10:29 am on May 2, 2012 (gmt 0)

10+ Year Member



I used to be second on Google for my primary keyword. The keyword is in my domain name. Historically, all links in my own pages to other pages in my domain used the entire URL. For example href="http://www.my_keyword.com/subpage.html". Recently I changed this to use relative URLs. So, to use the same example, the URL was changed to href="/subpage.html". I did this to allow me to run the website, unmodified, on my local computer with a local Apache installation.

Since making this change I have dropped down a little in my Google position, and I am wondering if it is related to the change.

Q1 When Google looks at keywords, does it take any keywords in the domain name into account?

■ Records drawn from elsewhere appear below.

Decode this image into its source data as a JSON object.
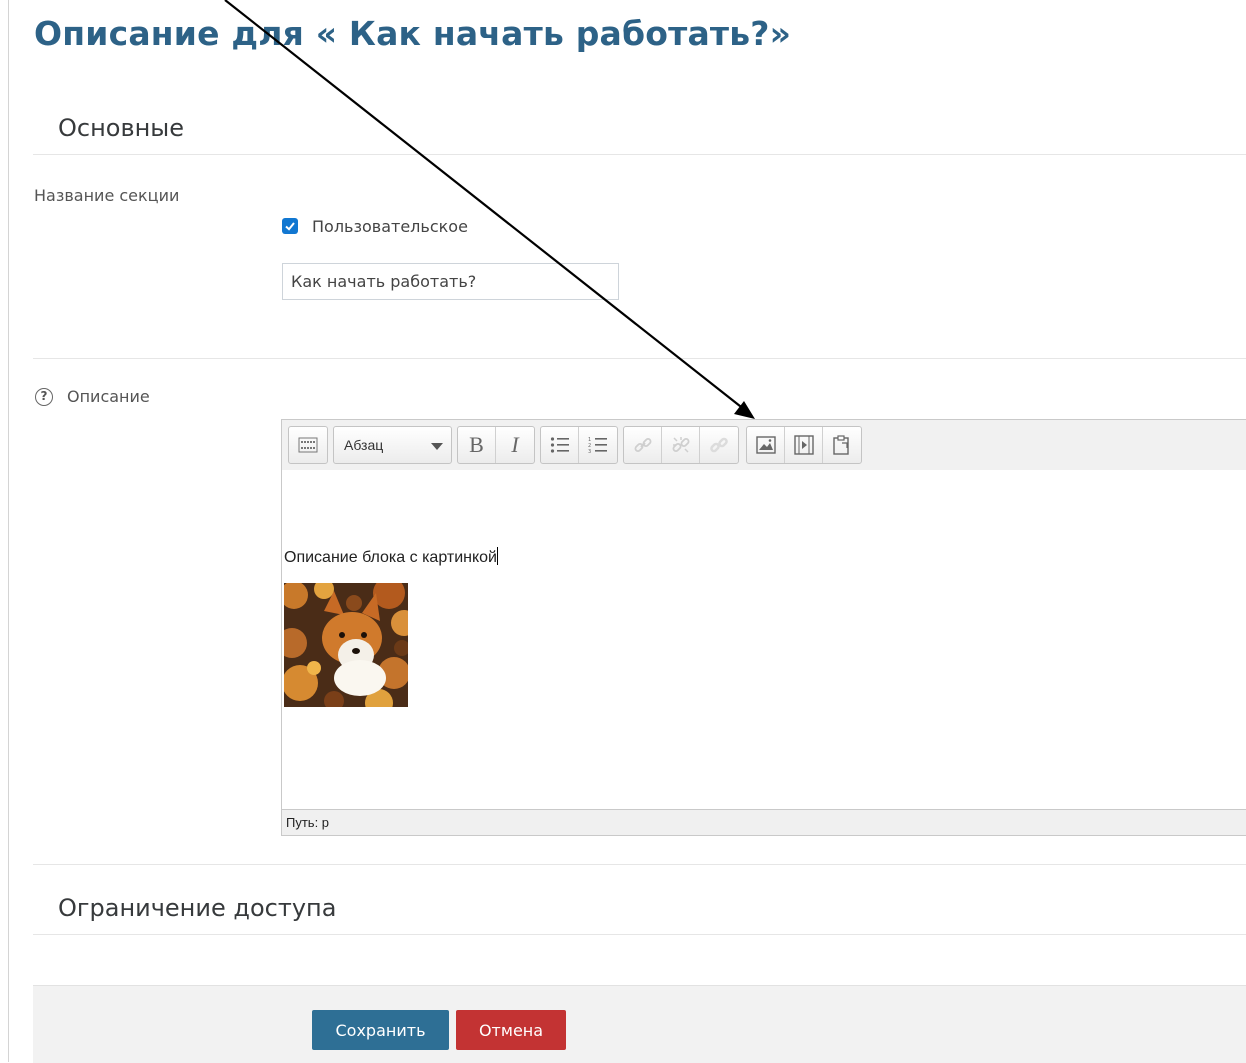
{
  "page": {
    "title": "Описание для « Как начать работать?»"
  },
  "general": {
    "heading": "Основные",
    "section_name_label": "Название секции",
    "custom_checkbox_label": "Пользовательское",
    "custom_checked": true,
    "section_name_value": "Как начать работать?",
    "description_label": "Описание",
    "help_icon": "?"
  },
  "editor": {
    "format_select_value": "Абзац",
    "toolbar_icons": [
      "toolbar-toggle-icon",
      "bold-icon",
      "italic-icon",
      "unordered-list-icon",
      "ordered-list-icon",
      "link-icon",
      "unlink-icon",
      "anchor-icon",
      "image-icon",
      "media-icon",
      "paste-icon"
    ],
    "bold_glyph": "B",
    "italic_glyph": "I",
    "content_text": "Описание блока с картинкой",
    "content_image": "corgi-photo",
    "path_label": "Путь: p"
  },
  "restrict": {
    "heading": "Ограничение доступа"
  },
  "actions": {
    "save_label": "Сохранить",
    "cancel_label": "Отмена",
    "save_color": "#2e6f95",
    "cancel_color": "#c33333"
  },
  "colors": {
    "title": "#2d6287",
    "checkbox": "#1177d1"
  }
}
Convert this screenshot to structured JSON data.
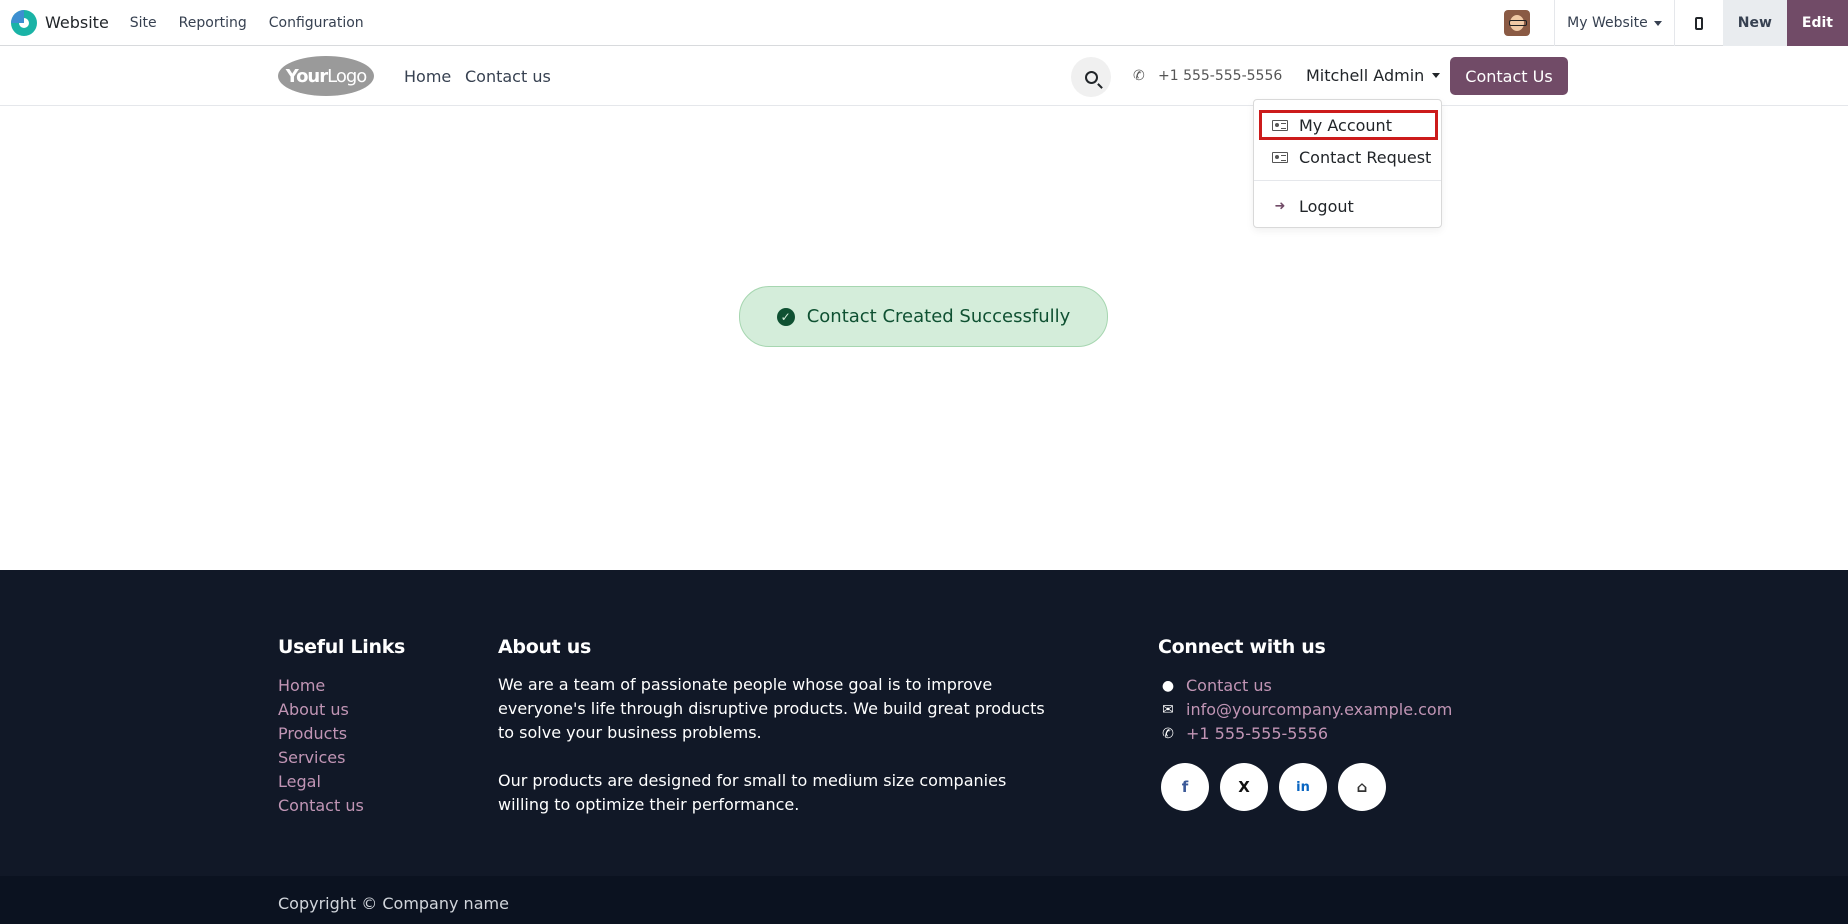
{
  "admin_bar": {
    "app_name": "Website",
    "menu": [
      "Site",
      "Reporting",
      "Configuration"
    ],
    "site_selector": "My Website",
    "new_label": "New",
    "edit_label": "Edit"
  },
  "header": {
    "logo_text_bold": "Your",
    "logo_text": "Logo",
    "nav": [
      "Home",
      "Contact us"
    ],
    "phone": "+1 555-555-5556",
    "user_name": "Mitchell Admin",
    "cta_label": "Contact Us"
  },
  "user_dropdown": {
    "items": [
      "My Account",
      "Contact Request"
    ],
    "logout": "Logout"
  },
  "alert": {
    "message": "Contact Created Successfully"
  },
  "footer": {
    "useful_links_title": "Useful Links",
    "useful_links": [
      "Home",
      "About us",
      "Products",
      "Services",
      "Legal",
      "Contact us"
    ],
    "about_title": "About us",
    "about_lines_1": [
      "We are a team of passionate people whose goal is to improve",
      "everyone's life through disruptive products. We build great products",
      "to solve your business problems."
    ],
    "about_lines_2": [
      "Our products are designed for small to medium size companies",
      "willing to optimize their performance."
    ],
    "connect_title": "Connect with us",
    "connect_links": [
      "Contact us",
      "info@yourcompany.example.com",
      "+1 555-555-5556"
    ],
    "social_icons": [
      "facebook-icon",
      "x-icon",
      "linkedin-icon",
      "home-icon"
    ],
    "copyright": "Copyright © Company name"
  },
  "colors": {
    "brand": "#714b67",
    "footer_bg": "#111827",
    "footer_link": "#c195b5",
    "alert_bg": "#d4edda",
    "highlight": "#cc1b1b"
  }
}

If it does, then I have inadvertently removed a lot of keyword occurrences.

Q2 Is there any way I can configure my local Apache installation to allow me to keep the absolute domain names [some kind of rewrite rule in Apache to directy www.my_keyword.com to localhost]?

Thanks for advice and suggestions.

deadsea

4:17 pm on May 2, 2012 (gmt 0)

WebmasterWorld Senior Member 10+ Year Member



I can't imagine that relative vs absolute linking has any effect on rankings. As long as you didn't actually break any links when you made the change, that isn't the cause of the ranking problems. Googlebot knows how to construct absolute urls from relative ones. If it used keywords absolute urls in hrefs as a ranking signal, it would be beyond dumb.